Working with Dreams

Remember Your Dream

  • Have paper and pen at bedside.
  • Before you settle in for sleep, ask for the dream to come in your prayer.
  • Upon natural awakening, lie still with your eyes closed and recall your dream.
  • In recording, get any verbal message down first.
  • In the morning, write your notes out fully in your journal.
  • Give your dream a title
  • Underscore symbols or images—use a free association or mindmapping method to brainstorm what they might mean.
  • Share your dream with a friend.

Ask the Four Questions *

  • Objective or Subjective?

Are the people and places familiar to us from our waking lives, or are they unknown to us? (People known to us, but from the distant past, may be in a subjective dream. Famous people we know only from the media could appear in an objective dream.)

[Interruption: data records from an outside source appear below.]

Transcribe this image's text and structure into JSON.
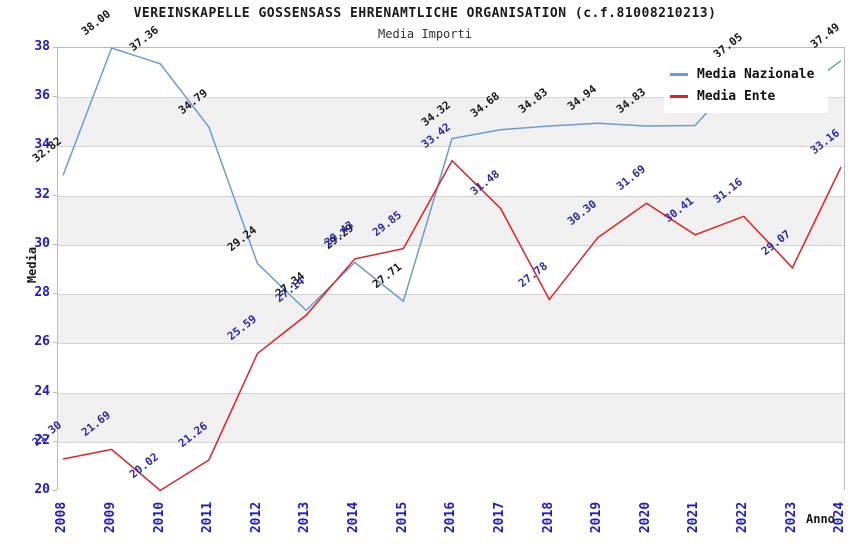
{
  "chart_data": {
    "type": "line",
    "title": "VEREINSKAPELLE GOSSENSASS EHRENAMTLICHE ORGANISATION (c.f.81008210213)",
    "subtitle": "Media Importi",
    "xlabel": "Anno",
    "ylabel": "Media",
    "categories": [
      "2008",
      "2009",
      "2010",
      "2011",
      "2012",
      "2013",
      "2014",
      "2015",
      "2016",
      "2017",
      "2018",
      "2019",
      "2020",
      "2021",
      "2022",
      "2023",
      "2024"
    ],
    "ylim": [
      20,
      38
    ],
    "ytick_step": 2,
    "grid": "horizontal-bands",
    "legend_position": "top-right",
    "series": [
      {
        "name": "Media Nazionale",
        "color": "#6c9bd2",
        "label_color": "#1a1a1a",
        "values": [
          32.82,
          38.0,
          37.36,
          34.79,
          29.24,
          27.34,
          29.29,
          27.71,
          34.32,
          34.68,
          34.83,
          34.94,
          34.83,
          34.85,
          37.05,
          36.0,
          37.49
        ],
        "labels": [
          "32.82",
          "38.00",
          "37.36",
          "34.79",
          "29.24",
          "27.34",
          "29.29",
          "27.71",
          "34.32",
          "34.68",
          "34.83",
          "34.94",
          "34.83",
          "34.85",
          "37.05",
          "",
          "37.49"
        ]
      },
      {
        "name": "Media Ente",
        "color": "#e02222",
        "label_color": "#2b2ba8",
        "values": [
          21.3,
          21.69,
          20.02,
          21.26,
          25.59,
          27.14,
          29.43,
          29.85,
          33.42,
          31.48,
          27.78,
          30.3,
          31.69,
          30.41,
          31.16,
          29.07,
          33.16
        ],
        "labels": [
          "21.30",
          "21.69",
          "20.02",
          "21.26",
          "25.59",
          "27.14",
          "29.43",
          "29.85",
          "33.42",
          "31.48",
          "27.78",
          "30.30",
          "31.69",
          "30.41",
          "31.16",
          "29.07",
          "33.16"
        ]
      }
    ],
    "legend": {
      "entries": [
        {
          "label": "Media Nazionale",
          "color": "#6c9bd2"
        },
        {
          "label": "Media Ente",
          "color": "#e02222"
        }
      ]
    },
    "style_colors": {
      "band_gray": "#f0f0f0",
      "band_white": "#ffffff",
      "gridline": "#d4d4d4",
      "axis_border": "#b9b9b9",
      "tick_label_blue": "#1b1bd1",
      "title_black": "#1a1a1a"
    }
  }
}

  • Compensatory or Confirmatory?

Is the dream showing us something we are missing in our conscious waking lives, or it is confirming something about which we are indecisive or have ambivalence? Confirmatory dreams tend to have us experiencing in the dream an emotion similar to that we have in waking life.

  • Transitory or Enduring?

Transitory dreams tend to be more about a current or imminent experience—some situation. They tend to be somewhat less vague. Enduring dreams address long standing issues (such as a marriage of many years, a personality issue, etc.)

  • Proactive or Reactive?

How are you reacting in the dream? Are you able to take action, or are you observing the action without directly impacting the course of events?